After you’ve chosen a pattern, you’ll need to follow the instructions on the outside of the envelope to determine what else you need to purchase. Here, I've outlined a pattern that I use very frequently. Each of the outlined blocks is going to offer information on how this pattern should be constructed and what materials you’ll need to be using.
The size of the pattern (Pink Box)
- This is a short label for what size the pattern is. There are many sizes for patterns and not every size is included in each envelope. Be sure to double check this to make sure you have a pattern that will fit you.
Pattern Code (Purple Box)
- This is the code that labels the pattern, it's how you'l look it up in the large filling cabinet. Each one will be separated by brand, and then again by numbers.
Sizing chart (Green box)
- This is the chart you'll use to determine your size when purchasing a pattern. You'll simply find your measurements on the chart to determine your size. If you're a 6 for the hips, but an 8 for your waist you can make alterations on your mock up to ensure a better fit. Always remember that making something smaller is easy, but larger is much more difficult!

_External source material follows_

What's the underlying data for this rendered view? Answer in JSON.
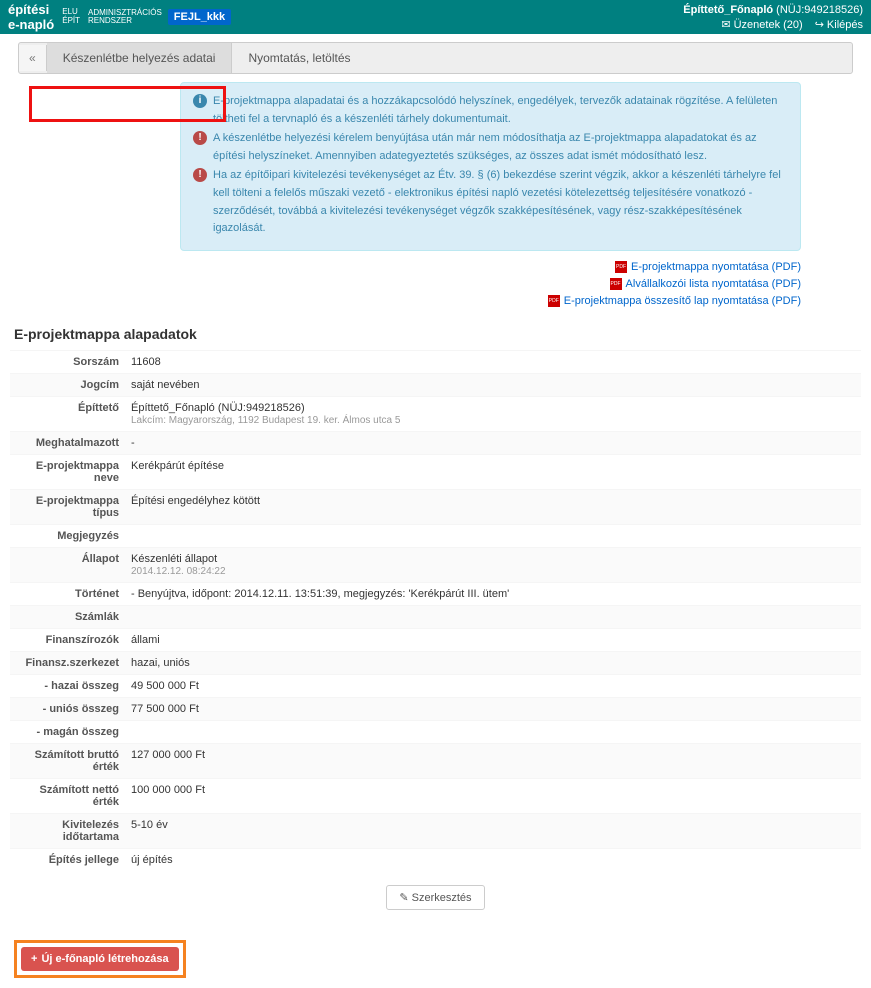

Suggested materials (Purple Arrow)
- All fabrics have different characteristic and will fall differetly, here you'll find the types of fabrics you should be using for each pattern. If you have any questions about where to find the fabric you need don't be afraid to ask a sales associate! It's what they're there for.
Stretch measurement (Blue Box)
- If a pattern calls for stretch fabrics, they'll need to stretch a certain amount so that you can move in them. Be sure to do a quick test before selecting a fabric.
Descriptions of the forms (Green Box)
- This is a simple description of each version that's included in the envelope.
Yards of Fabric Necessary (Pink Box)
- This box shows the number of yards of a fabric you need to complete a project. Normally for patterns that look complex or have a pattern on them, I buy an extra half yard in-case I make a mistake. Notice how you need different amounts depending on which form you're making.
Notions (Red Arrow)
- Notions are additional pieces and tools that are necessary for completing projects. This includes zippers, buttons, elastics, snaps and many more. These are just as important as the fabric when sewing, so it's important to not skip them.
Alternate forms (Orange Boxes)
- Here we have a picture of all the different garments that are included in the envelope. These can have a multitude of variations and can normally be mixed and matched.
The final note to remember when selecting a pattern is that you can alter it in any way you want. I've personally used the pattern above for making jackets, gloves, bodysuits, thigh high socks and even an armored chest plate. The possibilities are endless for what you can do with a base pattern and small amounts of alteration, all it takes is a bit of practice.